El primer paso hacia la sostenibilidad es detener la construcción excesiva y la destrucción ecológica que actualmente están en marcha. Los desarrollos planificados que amenazan nuestros últimos manglares ejemplifican el tipo de toma de decisiones miope que ya no se puede permitir. Nuestros recursos naturales costeros y terrestres, como los manglares, no son sólo amortiguadores críticos contra los huracanes; también apoyan la biodiversidad y ayudan en el secuestro de carbono, lo que los hace invaluables para un pequeño estado insular en desarrollo como el nuestro.
Nuestra infraestructura de servicios públicos, que ya está luchando bajo la carga existente y aún luchando con cuestiones tan básicas como la facturación, es una señal clara de que nuestra infraestructura pública no puede soportar un mayor desarrollo a gran escala.

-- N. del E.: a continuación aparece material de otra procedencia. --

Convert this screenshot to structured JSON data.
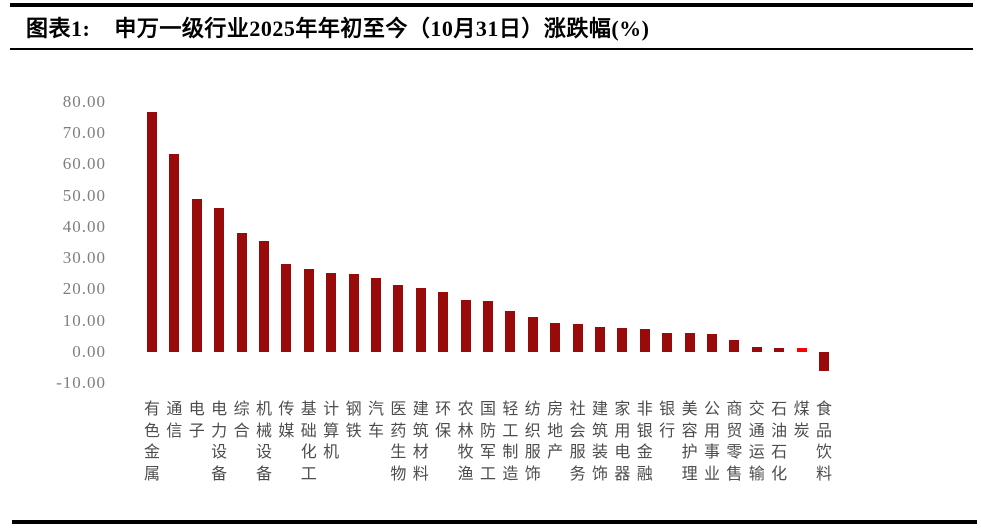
{
  "page": {
    "figure_label": "图表1:",
    "figure_title": "申万一级行业2025年年初至今（10月31日）涨跌幅(%)"
  },
  "chart_data": {
    "type": "bar",
    "title": "申万一级行业2025年年初至今（10月31日）涨跌幅(%)",
    "categories": [
      "有色金属",
      "通信",
      "电子",
      "电力设备",
      "综合",
      "机械设备",
      "传媒",
      "基础化工",
      "计算机",
      "钢铁",
      "汽车",
      "医药生物",
      "建筑材料",
      "环保",
      "农林牧渔",
      "国防军工",
      "轻工制造",
      "纺织服饰",
      "房地产",
      "社会服务",
      "建筑装饰",
      "家用电器",
      "非银金融",
      "银行",
      "美容护理",
      "公用事业",
      "商贸零售",
      "交通运输",
      "石油石化",
      "煤炭",
      "食品饮料"
    ],
    "values": [
      76.8,
      63.2,
      49.0,
      46.0,
      38.0,
      35.5,
      28.0,
      26.5,
      25.3,
      24.8,
      23.7,
      21.5,
      20.3,
      19.3,
      16.5,
      16.2,
      13.1,
      11.2,
      9.4,
      9.1,
      8.0,
      7.6,
      7.5,
      6.2,
      6.0,
      5.6,
      3.7,
      1.5,
      1.4,
      1.3,
      -6.1
    ],
    "highlight": {
      "category": "煤炭",
      "index": 29,
      "color": "#ff0000"
    },
    "bar_color": "#990b0b",
    "xlabel": "",
    "ylabel": "",
    "ylim": [
      -10,
      80
    ],
    "ytick_labels": [
      "80.00",
      "70.00",
      "60.00",
      "50.00",
      "40.00",
      "30.00",
      "20.00",
      "10.00",
      "0.00",
      "-10.00"
    ],
    "grid": false,
    "legend": false,
    "x_labels_orientation": "vertical"
  }
}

Esta situación subraya la necesidad de un estudio integral de la capacidad de carga para guiar nuestras decisiones de desarrollo responsablemente.
La zonificación efectiva y la implementación de planes nacionales de zonificación son esenciales. Nuestra isla requiere una estrategia de zonificación adaptativa que refleje nuestros contextos ecológicos y socioeconómicos únicos, incluidas protecciones estrictas para áreas sensibles. Se debe priorizar la transición de nuestras políticas de laderas y playas a leyes aplicables para proteger estos ecosistemas vulnerables de una mayor degradación.

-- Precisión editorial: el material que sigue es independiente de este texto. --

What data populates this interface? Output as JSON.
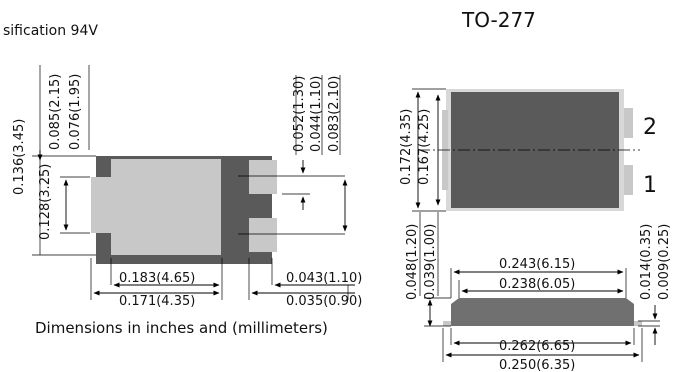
{
  "header": {
    "left_caption": "sification 94V",
    "package_title": "TO-277"
  },
  "left_view": {
    "dims": {
      "h_0136": "0.136(3.45)",
      "h_0128": "0.128(3.25)",
      "h_0085": "0.085(2.15)",
      "h_0076": "0.076(1.95)",
      "h_0052": "0.052(1.30)",
      "h_0044": "0.044(1.10)",
      "h_0083": "0.083(2.10)",
      "w_0183": "0.183(4.65)",
      "w_0171": "0.171(4.35)",
      "w_0043": "0.043(1.10)",
      "w_0035": "0.035(0.90)"
    },
    "caption": "Dimensions in inches and (millimeters)"
  },
  "right_top_view": {
    "dims": {
      "h_0172": "0.172(4.35)",
      "h_0167": "0.167(4.25)"
    },
    "pins": {
      "pin2": "2",
      "pin1": "1"
    }
  },
  "right_side_view": {
    "dims": {
      "h_0048": "0.048(1.20)",
      "h_0039": "0.039(1.00)",
      "w_0243": "0.243(6.15)",
      "w_0238": "0.238(6.05)",
      "h_0014": "0.014(0.35)",
      "h_0009": "0.009(0.25)",
      "w_0262": "0.262(6.65)",
      "w_0250": "0.250(6.35)"
    }
  },
  "colors": {
    "body_dark": "#5a5a5a",
    "pad_light": "#c8c8c8",
    "side_body": "#707070"
  }
}
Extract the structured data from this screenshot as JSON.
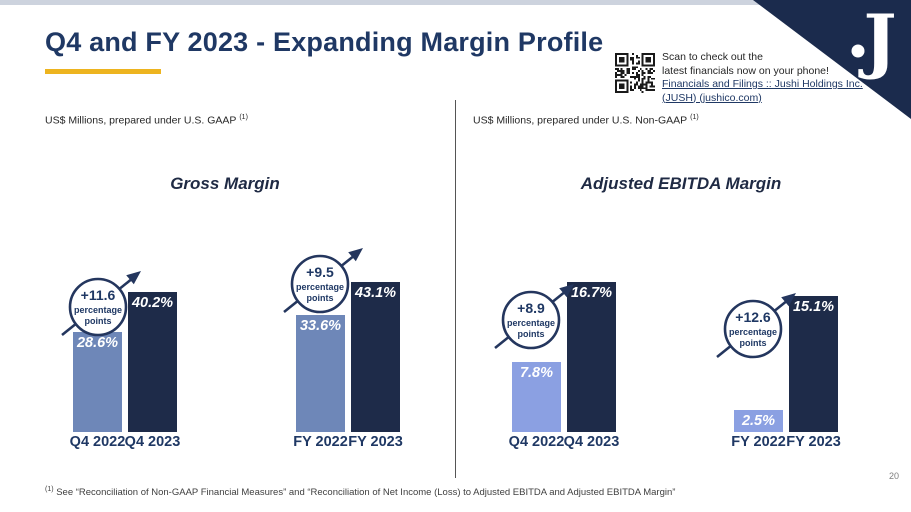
{
  "slide": {
    "title": "Q4 and FY 2023 - Expanding Margin Profile",
    "page_number": "20",
    "footnote": {
      "sup": "(1)",
      "text": "See “Reconciliation of Non-GAAP Financial Measures” and “Reconciliation of Net Income (Loss) to Adjusted EBITDA and Adjusted EBITDA Margin”"
    }
  },
  "logo": {
    "letter": "J"
  },
  "qr_panel": {
    "line1": "Scan to check out the",
    "line2": "latest financials now on your phone!",
    "link_line1": " Financials and Filings :: Jushi Holdings Inc.",
    "link_line2": "(JUSH) (jushico.com)"
  },
  "colors": {
    "navy_dark": "#1e2b49",
    "navy_text": "#1f3864",
    "navy_corner": "#1b2b4d",
    "steel_blue": "#6e87b8",
    "periwinkle": "#8ba0e2",
    "gold": "#edb41f",
    "top_bar_gray": "#cdd3de"
  },
  "chart_data": [
    {
      "type": "bar",
      "title": "Gross Margin",
      "note": "US$ Millions, prepared under U.S. GAAP",
      "note_sup": "(1)",
      "categories": [
        "Q4 2022",
        "Q4 2023",
        "FY 2022",
        "FY 2023"
      ],
      "values": [
        28.6,
        40.2,
        33.6,
        43.1
      ],
      "value_labels": [
        "28.6%",
        "40.2%",
        "33.6%",
        "43.1%"
      ],
      "bar_colors": [
        "steel_blue",
        "navy_dark",
        "steel_blue",
        "navy_dark"
      ],
      "unit": "%",
      "ylim": [
        0,
        45
      ],
      "grid": false,
      "annotations": [
        {
          "value": "+11.6",
          "caption1": "percentage",
          "caption2": "points",
          "between": [
            "Q4 2022",
            "Q4 2023"
          ]
        },
        {
          "value": "+9.5",
          "caption1": "percentage",
          "caption2": "points",
          "between": [
            "FY 2022",
            "FY 2023"
          ]
        }
      ]
    },
    {
      "type": "bar",
      "title": "Adjusted EBITDA Margin",
      "note": "US$ Millions, prepared under U.S. Non-GAAP",
      "note_sup": "(1)",
      "categories": [
        "Q4 2022",
        "Q4 2023",
        "FY 2022",
        "FY 2023"
      ],
      "values": [
        7.8,
        16.7,
        2.5,
        15.1
      ],
      "value_labels": [
        "7.8%",
        "16.7%",
        "2.5%",
        "15.1%"
      ],
      "bar_colors": [
        "periwinkle",
        "navy_dark",
        "periwinkle",
        "navy_dark"
      ],
      "unit": "%",
      "ylim": [
        0,
        18
      ],
      "grid": false,
      "annotations": [
        {
          "value": "+8.9",
          "caption1": "percentage",
          "caption2": "points",
          "between": [
            "Q4 2022",
            "Q4 2023"
          ]
        },
        {
          "value": "+12.6",
          "caption1": "percentage",
          "caption2": "points",
          "between": [
            "FY 2022",
            "FY 2023"
          ]
        }
      ]
    }
  ]
}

Además, es crucial establecer áreas protegidas para nuestra fauna y flora locales. Estas zonas no solo preservarían nuestra biodiversidad sino que también brindarían espacios para que nuestra comunidad se reconecte y aprecie nuestro entorno natural.

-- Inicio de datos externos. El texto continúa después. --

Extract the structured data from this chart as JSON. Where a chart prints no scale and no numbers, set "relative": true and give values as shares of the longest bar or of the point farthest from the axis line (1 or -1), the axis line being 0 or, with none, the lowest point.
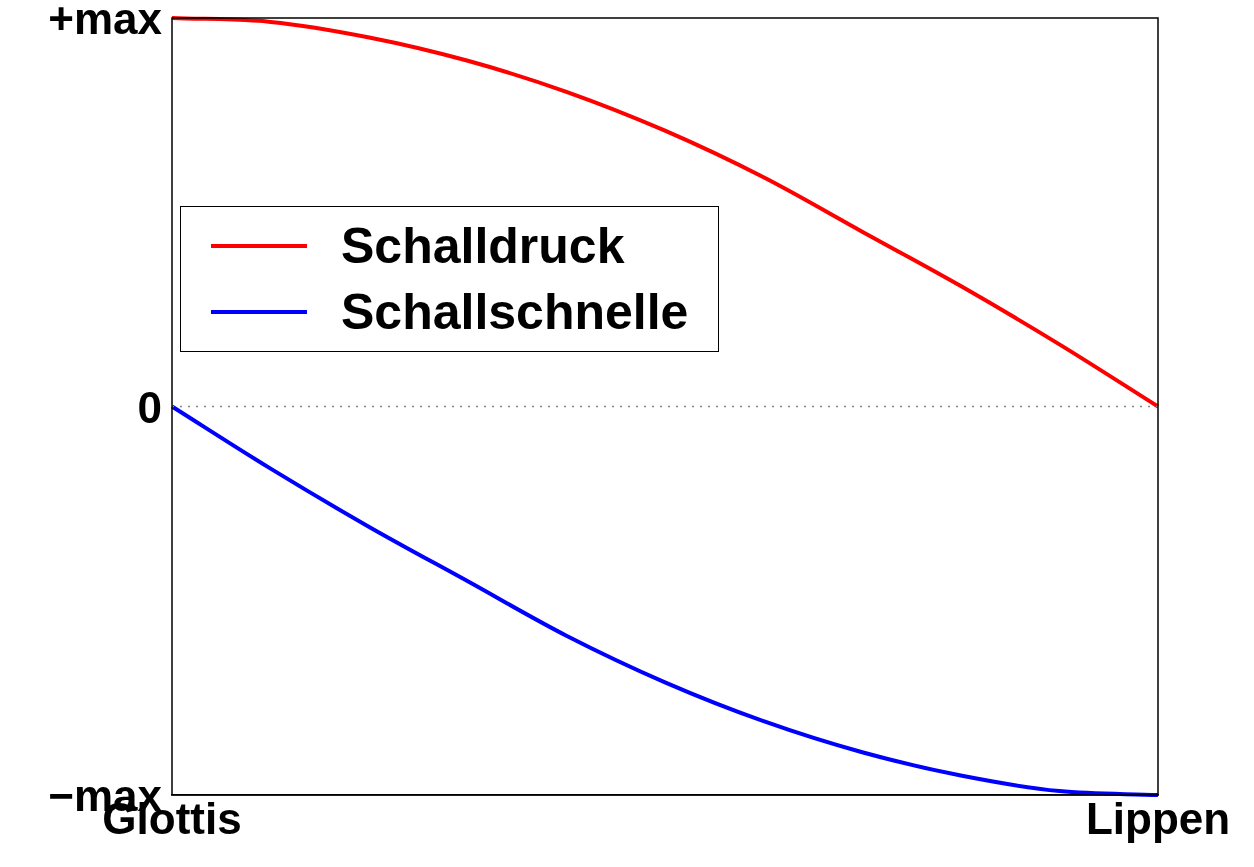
{
  "chart_data": {
    "type": "line",
    "relative": true,
    "categories": [
      "Glottis",
      null,
      null,
      null,
      null,
      null,
      null,
      null,
      null,
      null,
      "Lippen"
    ],
    "annotations": [
      "+max",
      "0",
      "−max"
    ],
    "series": [
      {
        "name": "Schalldruck",
        "color": "#ff0000",
        "values": [
          1,
          0.99,
          0.95,
          0.89,
          0.81,
          0.71,
          0.59,
          0.45,
          0.31,
          0.16,
          0
        ]
      },
      {
        "name": "Schallschnelle",
        "color": "#0000ff",
        "values": [
          0,
          -0.16,
          -0.31,
          -0.45,
          -0.59,
          -0.71,
          -0.81,
          -0.89,
          -0.95,
          -0.99,
          -1
        ]
      }
    ],
    "ref_lines": [
      {
        "axis": "y",
        "value": 0,
        "color": "#888888",
        "line_style": "dotted"
      }
    ],
    "grid": false,
    "legend": "top left",
    "marker": "none",
    "line_style": "solid"
  }
}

Para garantizar un futuro sostenible, Sint Maarten también debe mirar hacia el desarrollo de una economía azul y verde. Estos sectores se centran en la conservación ecológica y el uso sostenible de los recursos oceánicos y terrestres, brindando oportunidades económicas que no comprometan nuestra salud ambiental. Este enfoque ha sido adoptado con éxito por otras regiones con capacidades similares, lo que demuestra que el desarrollo sostenible no sólo es necesario sino también alcanzable.
A nivel regional, la percepción de que Sint Maarten, supuestamente apoyada por los Países Bajos, debería ser un líder en prácticas sostenibles se recibe con incredulidad cuando se revela la realidad de nuestra situación. Debemos disipar esta idea tomando medidas proactivas nosotros mismos, especialmente a la luz del clima político actual en los Países Bajos, que sugiere que no deberíamos esperar mucho apoyo de ese sector.
Nuestro compromiso con la sostenibilidad debe incluir evaluaciones rigurosas del impacto ambiental y social de todos los desarrollos. Estas evaluaciones son fundamentales para prevenir la destrucción de nuestros recursos históricos, culturales y naturales y para garantizar que nuestras comunidades no se vean afectadas negativamente por los proyectos de desarrollo.
Sint Maarten se encuentra en un momento crítico y la elección es clara. Debemos rechazar las prácticas insostenibles que han llevado a la degradación ambiental y adoptar un modelo de desarrollo que garantice la resiliencia ambiental, la viabilidad económica y la equidad social. Ahora es el momento de actuar, para que no enfrentemos las consecuencias irreversibles de la inacción ante la adversidad climática.